Leah is a lovely novel with many strong points. The story focuses on Mar’s journey toward independence and Sebastian’s struggle with the death of his sister and mother. The story is a unique kind of romance set on a harsh, unforgiving island.
The setting, actually, is one of my favorite elements. Puerto Franco, a small island with a tightly-knit community, is an active force in the story. Ms. Haffar brings the setting to life in vivid ways; the island is practically a character with its own personality. She uses the harshness and beauty of the scenery to create an atmospheric layer that really is gripping. I love novels that use setting as a catalyst, and I love the wildness of this setting in particular. Sebastian’s relationship with the ocean that took his family is yet another intriguing way Ms. Haffar uses Puerto Franco to shape the story.
The story itself is a very open one; the plot is deep and goes back thirty years, and the ending avoids tying everything up neatly. Sebastian and Mar help each other through a vital point of change, but life isn’t a simple thing and neither is their story. I won’t spoil the ending, but definitely read Leah for a gutsy, unexpected close to a heartfelt story.
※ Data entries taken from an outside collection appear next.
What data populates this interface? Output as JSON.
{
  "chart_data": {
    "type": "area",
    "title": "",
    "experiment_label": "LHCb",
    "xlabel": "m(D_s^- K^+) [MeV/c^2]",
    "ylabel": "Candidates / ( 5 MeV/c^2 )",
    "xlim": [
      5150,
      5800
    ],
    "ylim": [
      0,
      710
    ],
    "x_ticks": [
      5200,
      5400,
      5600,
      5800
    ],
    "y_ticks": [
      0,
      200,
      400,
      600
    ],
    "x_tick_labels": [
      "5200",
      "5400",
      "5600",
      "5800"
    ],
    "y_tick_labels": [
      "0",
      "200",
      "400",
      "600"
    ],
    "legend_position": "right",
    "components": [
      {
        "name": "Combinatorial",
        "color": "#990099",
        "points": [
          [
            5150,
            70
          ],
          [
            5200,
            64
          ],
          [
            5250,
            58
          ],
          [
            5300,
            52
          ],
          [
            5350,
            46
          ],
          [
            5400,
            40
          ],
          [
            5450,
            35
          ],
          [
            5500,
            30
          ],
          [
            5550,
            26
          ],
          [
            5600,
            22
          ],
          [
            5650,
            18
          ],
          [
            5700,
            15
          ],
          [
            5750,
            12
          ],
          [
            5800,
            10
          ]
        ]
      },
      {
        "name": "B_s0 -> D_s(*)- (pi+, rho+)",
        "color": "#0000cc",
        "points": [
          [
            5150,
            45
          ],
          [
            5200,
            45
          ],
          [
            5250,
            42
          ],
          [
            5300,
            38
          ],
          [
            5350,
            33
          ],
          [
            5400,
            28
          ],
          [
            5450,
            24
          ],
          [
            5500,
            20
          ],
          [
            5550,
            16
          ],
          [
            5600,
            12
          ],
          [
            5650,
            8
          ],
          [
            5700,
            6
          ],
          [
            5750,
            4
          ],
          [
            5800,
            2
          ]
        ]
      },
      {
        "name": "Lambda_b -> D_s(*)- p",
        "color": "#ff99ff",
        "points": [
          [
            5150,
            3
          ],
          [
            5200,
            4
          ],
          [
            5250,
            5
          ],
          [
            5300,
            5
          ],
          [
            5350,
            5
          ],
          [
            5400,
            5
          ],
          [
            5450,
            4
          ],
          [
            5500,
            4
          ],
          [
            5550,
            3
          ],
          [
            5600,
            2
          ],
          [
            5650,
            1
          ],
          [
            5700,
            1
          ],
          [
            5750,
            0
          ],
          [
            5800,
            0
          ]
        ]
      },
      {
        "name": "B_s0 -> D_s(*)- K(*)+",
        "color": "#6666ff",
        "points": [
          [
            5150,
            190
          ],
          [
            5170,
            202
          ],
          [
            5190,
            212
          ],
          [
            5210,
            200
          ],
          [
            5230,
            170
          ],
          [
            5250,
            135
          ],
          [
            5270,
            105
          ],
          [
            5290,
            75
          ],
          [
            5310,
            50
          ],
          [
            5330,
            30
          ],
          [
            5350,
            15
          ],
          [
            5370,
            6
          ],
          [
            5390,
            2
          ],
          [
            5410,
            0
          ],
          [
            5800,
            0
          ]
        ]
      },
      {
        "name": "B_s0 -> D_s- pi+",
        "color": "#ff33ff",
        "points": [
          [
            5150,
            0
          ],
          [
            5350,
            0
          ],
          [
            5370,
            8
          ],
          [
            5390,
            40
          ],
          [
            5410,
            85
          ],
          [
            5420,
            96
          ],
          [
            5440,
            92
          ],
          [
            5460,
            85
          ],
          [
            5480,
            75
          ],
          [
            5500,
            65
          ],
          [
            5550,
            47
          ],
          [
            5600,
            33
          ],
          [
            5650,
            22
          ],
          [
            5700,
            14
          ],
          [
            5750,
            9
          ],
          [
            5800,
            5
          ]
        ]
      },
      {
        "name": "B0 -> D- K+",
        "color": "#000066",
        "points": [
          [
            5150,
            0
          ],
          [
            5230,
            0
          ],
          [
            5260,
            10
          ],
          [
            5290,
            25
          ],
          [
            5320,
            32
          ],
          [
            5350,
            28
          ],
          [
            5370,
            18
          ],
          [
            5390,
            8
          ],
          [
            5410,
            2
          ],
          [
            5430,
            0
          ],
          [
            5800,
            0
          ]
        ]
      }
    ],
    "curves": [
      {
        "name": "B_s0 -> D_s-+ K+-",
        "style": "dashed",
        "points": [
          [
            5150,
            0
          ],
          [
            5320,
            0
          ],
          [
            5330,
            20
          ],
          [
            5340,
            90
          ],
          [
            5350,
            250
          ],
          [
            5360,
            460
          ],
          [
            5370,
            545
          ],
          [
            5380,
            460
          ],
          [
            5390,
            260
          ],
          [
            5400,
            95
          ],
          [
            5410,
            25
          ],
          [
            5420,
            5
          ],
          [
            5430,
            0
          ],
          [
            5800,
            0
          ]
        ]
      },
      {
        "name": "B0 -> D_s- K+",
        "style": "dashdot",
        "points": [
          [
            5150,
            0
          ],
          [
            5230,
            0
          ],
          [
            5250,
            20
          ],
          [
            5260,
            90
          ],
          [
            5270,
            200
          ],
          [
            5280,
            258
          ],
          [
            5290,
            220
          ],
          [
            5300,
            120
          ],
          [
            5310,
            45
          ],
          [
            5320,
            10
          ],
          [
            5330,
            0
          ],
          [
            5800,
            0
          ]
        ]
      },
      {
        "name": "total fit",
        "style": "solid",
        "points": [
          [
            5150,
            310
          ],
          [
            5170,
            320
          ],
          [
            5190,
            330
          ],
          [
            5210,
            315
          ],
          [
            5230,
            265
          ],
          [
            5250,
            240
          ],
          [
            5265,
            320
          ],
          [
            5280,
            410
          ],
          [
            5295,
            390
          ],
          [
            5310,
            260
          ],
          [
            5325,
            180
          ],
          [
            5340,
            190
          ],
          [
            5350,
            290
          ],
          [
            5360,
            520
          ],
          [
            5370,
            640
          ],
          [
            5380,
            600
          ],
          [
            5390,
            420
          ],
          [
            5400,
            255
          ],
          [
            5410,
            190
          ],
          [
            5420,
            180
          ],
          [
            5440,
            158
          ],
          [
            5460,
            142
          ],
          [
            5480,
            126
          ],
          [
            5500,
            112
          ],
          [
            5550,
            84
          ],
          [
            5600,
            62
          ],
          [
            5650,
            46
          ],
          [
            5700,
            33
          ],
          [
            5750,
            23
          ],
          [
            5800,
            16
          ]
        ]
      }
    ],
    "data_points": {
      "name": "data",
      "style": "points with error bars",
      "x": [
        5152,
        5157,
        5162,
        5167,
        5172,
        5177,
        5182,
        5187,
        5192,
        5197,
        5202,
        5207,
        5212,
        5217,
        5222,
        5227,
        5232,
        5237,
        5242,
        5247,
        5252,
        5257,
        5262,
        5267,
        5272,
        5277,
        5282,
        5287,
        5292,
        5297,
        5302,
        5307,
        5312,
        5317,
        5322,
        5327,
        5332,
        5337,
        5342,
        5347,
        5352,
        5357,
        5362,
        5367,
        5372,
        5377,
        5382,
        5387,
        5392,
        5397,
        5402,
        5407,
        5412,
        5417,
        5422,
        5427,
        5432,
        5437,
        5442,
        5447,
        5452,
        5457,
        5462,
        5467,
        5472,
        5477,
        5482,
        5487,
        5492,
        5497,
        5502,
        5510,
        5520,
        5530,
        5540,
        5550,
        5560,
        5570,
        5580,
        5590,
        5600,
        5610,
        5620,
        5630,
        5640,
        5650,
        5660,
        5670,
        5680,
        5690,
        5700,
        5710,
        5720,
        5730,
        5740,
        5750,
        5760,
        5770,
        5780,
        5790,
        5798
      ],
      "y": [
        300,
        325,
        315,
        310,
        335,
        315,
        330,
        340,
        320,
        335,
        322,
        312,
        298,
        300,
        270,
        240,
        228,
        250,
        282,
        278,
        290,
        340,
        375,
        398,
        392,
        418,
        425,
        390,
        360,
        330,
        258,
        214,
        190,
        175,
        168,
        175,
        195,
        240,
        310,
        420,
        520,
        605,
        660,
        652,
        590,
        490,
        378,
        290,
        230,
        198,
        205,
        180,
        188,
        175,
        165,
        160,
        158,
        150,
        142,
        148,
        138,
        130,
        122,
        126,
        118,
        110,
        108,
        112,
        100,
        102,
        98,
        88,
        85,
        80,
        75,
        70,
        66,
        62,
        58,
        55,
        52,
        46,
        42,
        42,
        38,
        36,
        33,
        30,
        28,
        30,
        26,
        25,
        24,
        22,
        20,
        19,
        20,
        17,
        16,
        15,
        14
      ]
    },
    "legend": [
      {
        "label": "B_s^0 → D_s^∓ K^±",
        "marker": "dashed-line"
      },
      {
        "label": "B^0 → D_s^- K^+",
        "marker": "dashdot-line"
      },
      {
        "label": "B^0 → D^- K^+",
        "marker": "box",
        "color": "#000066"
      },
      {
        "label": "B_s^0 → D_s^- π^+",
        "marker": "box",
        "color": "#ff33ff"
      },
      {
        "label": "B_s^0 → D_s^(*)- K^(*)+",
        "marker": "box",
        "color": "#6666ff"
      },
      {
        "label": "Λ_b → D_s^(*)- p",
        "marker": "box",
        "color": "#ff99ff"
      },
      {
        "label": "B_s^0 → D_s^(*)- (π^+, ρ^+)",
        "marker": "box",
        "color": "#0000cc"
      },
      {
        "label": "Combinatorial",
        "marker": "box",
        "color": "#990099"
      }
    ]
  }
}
My favorite element is the suspense. Ms. Haffar skillfully weaves suspense through nearly every scene; when I wasn’t reading the book, I was almost always thinking about it. The questions raised hovered in my mind and kept me wondering; the story has many twists I didn’t see coming, and the mystical elements enriched an already complex and atmospheric story. The supernatural touch is elegant, creepy, and gripping.
Ms. Haffar has written a memorable novel in which skillful use of setting, suspense, and storytelling converge to create a book well worth your time. I definitely recommend reading Leah.